Tuesday, April 28, 2009

Three stories intertwine in novel, Sway

A ghoulish tale of sex, drugs, rock and roll and murder is told by English professor Zachary Lazar in his novel, Sway

By Emily Lovejoy

With his second novel, "Sway", Hofstra’s own Zachary Lazar has received the kind of literary attention most writers can only dream of. Set in the 1960s, "Sway" weaves together the stories of the Rolling Stones, filmmaker Kenneth Anger and the infamous Manson family into a haunting mix of both fact and fiction. The three intersecting stories in "Sway: have a ghoulish quality and the novel reads almost like a sophisticated campfire tale. The book contains elements of Satanism and murder.

“Things like Charles Manson
were recent enough that they were still in the common culture and they were sort of like ghost stories,” Lazar says. “It was always stuff I was really interested in when I was a kid growing up.”


Sway is considered a work of fiction, but it’s based on facts. According to Lazar, “None
of the events are made up, except for little mundane things, conversations, behind-the-scenes kinds of interactions, but the big events are all true.”

For someone who is not familiar with the Rolling Stones, the Manson family or Kenneth Anger, this may seem hard to believe; the exploits of these people are larger than life. “The challenge of the book was to stick to what was true because it was bizarre and extreme in a lot of ways, murders and crazy drug episodes and this sex, drugs and rock and roll stuff. The trick was to make it seem real,” Lazar says.

Although he wasn’t born during the 1960s, Lazar says he consulted a wide variety of sources before writing th
e book, “When you read many accounts of the same event they’re always different so you can kind of make an educated guess about which is the best or truest version.”

The ultimate test of the novel’s truth came when it was released in England, “There were a bunch of people who were a part of the Stones’ circle in the ‘60s and several of them read it and said I got it right,” Lazar says.


“Lazar was someone I
didn’t know really about until I started this book and his name kept cropping up in books about the Rolling Stones that I read,” Anger says. According to Lazar, Anger, now in his eighties, wasn’t thrilled about his portrayal in Sway.

Lazar isn’t aware if Keith Richards or Mick Jagger
have read the novel and he said he wasn't that nervous of writing about them. “Not as nervous as I should have been,” he says. “I just didn’t really think of the possibility of them even really reading it. … I’m glad I didn’t think about it before because maybe I wouldn’t have written it.

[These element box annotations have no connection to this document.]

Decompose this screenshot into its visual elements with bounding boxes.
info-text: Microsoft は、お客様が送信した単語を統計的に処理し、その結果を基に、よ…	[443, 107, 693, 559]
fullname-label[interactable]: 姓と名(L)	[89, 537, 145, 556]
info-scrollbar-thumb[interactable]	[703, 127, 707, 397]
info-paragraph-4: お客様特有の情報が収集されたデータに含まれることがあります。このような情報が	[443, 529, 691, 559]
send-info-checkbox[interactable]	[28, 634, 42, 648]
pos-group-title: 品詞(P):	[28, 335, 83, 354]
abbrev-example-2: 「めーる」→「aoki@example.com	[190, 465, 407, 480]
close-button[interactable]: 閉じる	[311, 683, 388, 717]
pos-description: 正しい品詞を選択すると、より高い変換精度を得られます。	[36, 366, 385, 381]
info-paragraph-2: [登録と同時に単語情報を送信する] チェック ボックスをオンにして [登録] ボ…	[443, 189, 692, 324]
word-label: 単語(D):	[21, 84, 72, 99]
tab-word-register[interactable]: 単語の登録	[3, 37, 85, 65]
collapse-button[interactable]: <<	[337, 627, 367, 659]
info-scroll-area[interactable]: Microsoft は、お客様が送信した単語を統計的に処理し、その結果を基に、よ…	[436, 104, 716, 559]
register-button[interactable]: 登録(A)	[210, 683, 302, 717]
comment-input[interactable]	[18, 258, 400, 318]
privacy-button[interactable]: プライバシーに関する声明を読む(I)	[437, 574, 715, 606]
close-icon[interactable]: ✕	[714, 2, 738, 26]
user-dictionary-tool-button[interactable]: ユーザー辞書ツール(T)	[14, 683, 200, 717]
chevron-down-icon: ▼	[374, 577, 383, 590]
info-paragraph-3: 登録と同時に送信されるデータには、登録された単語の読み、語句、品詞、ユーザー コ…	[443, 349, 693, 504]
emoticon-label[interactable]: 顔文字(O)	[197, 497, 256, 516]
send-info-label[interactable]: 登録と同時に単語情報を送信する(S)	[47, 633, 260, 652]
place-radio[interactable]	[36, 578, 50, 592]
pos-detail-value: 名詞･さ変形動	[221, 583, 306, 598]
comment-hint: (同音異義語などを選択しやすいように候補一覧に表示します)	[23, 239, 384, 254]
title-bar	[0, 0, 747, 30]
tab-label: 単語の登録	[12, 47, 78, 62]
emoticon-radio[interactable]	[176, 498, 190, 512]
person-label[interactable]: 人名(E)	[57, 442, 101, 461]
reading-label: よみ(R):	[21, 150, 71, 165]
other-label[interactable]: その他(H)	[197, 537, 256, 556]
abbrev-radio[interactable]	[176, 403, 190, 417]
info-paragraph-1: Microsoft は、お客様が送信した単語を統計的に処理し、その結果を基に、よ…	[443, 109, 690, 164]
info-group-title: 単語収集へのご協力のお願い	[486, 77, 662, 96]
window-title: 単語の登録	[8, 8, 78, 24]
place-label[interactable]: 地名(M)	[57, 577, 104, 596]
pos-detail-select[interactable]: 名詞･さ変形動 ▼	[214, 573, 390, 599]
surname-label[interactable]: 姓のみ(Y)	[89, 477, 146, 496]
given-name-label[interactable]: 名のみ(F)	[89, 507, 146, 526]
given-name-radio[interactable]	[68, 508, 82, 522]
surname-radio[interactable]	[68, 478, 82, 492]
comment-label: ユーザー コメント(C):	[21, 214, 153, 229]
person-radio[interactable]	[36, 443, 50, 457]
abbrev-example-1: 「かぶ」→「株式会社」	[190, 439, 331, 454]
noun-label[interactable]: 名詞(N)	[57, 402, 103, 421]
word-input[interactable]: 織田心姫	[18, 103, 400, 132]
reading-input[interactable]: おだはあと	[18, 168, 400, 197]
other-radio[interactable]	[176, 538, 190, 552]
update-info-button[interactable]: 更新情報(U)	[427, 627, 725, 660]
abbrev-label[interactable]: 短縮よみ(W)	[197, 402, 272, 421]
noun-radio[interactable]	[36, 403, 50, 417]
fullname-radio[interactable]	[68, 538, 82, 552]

The critical response to Sway has been impressive. “It got a lot of good reviews,” Lazar says. The New York Times gave said Sway “reads like your parents’ nightmare idea of what would happen to you if you fell under the spell of rock ’n’ roll.” Lazar’s third book is already completed, but not yet released.

The book will focus on his own father’s tragic murder after testifying against a Bernie Madoff-style real estate billionaire. Again, Lazar will be putting a creative turn on true events, but this time around, the novel will be considered non-fiction.

Like every great writer, Lazar is influenced by others. “My favorite writers are still people like Fitzgerald and Hemingway,” he says, “who I read when I was in college and formed my idea of what I wanted to do.”

Lazar is well aware of the difficulties that come along with trying to become a successful published author, “Just persevere because you face lots of rejection and struggle for many years before any of this happens like Sway. So, you just have to be very patient,” he advises.

Lazar recently received a fellowship to write at Princeton for a year, but hopes to return to Hofstra, where he currently teaches part-time, offering courses in Creative Writing.